Dans une usine, plusieurs salariés participent à une grève pour obtenir de meilleures conditions de sécurité. L'employeur décale leurs entretiens annuels et refuse de leur accorder une promotion en disant « vous êtes en grève, je vous sanctionne ». Ces décisions constituent une sanction liée à l'exercice du droit de grève et sont interdites : les salariés peuvent contester ces mesures devant le conseil de prud'hommes. En revanche, l'employeur peut légalement déduire des salaires les jours non travaillés pendant la grève.
- Interdiction de sanctionner ou de licencier en raison de l’exercice normal du droit de grève ; toute mesure défavorable liée à la grève est prohibée.
- « Exercice normal » couvre la participation licite à la grève (individuelle ou collective) ; il n’inclut pas les actes illégaux ou fautifs commis pendant la grève (violence, dégradation, entrave), qui peuvent justifier des sanctions.

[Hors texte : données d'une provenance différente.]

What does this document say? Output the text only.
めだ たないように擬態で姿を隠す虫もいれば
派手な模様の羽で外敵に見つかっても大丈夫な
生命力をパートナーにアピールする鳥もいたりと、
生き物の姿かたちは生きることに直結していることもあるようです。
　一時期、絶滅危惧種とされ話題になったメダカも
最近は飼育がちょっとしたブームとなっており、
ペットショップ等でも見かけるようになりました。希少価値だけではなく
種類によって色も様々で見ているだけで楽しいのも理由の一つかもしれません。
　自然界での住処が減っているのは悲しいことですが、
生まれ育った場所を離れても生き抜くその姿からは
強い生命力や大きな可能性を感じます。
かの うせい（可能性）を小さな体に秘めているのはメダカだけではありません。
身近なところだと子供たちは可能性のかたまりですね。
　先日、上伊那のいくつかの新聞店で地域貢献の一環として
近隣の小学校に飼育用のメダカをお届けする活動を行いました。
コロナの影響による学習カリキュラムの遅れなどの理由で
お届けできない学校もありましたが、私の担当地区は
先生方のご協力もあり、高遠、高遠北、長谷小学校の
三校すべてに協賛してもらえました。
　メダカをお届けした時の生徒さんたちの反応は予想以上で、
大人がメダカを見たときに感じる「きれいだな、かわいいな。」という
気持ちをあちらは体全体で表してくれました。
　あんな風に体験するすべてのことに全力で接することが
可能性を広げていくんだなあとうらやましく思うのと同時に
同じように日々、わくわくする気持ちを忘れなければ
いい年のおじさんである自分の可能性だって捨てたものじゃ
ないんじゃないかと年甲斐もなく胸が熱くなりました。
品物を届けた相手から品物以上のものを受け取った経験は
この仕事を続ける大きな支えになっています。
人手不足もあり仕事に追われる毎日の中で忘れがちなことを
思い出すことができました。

- La déduction de salaire pour les jours non travaillés pendant la grève est possible et distincte d’une sanction.
- Si un salarié estime avoir été sanctionné ou licencié pour avoir fait grève, il peut saisir le conseil de prud'hommes pour contester la mesure et demander réparation (annulation ou dommages-intérêts selon les circonstances).
- L’employeur doit veiller à ce que la participation à une grève n’affecte pas les décisions objectives (promotion, formation, rémunération) sous peine de mesures discriminatoires illégales.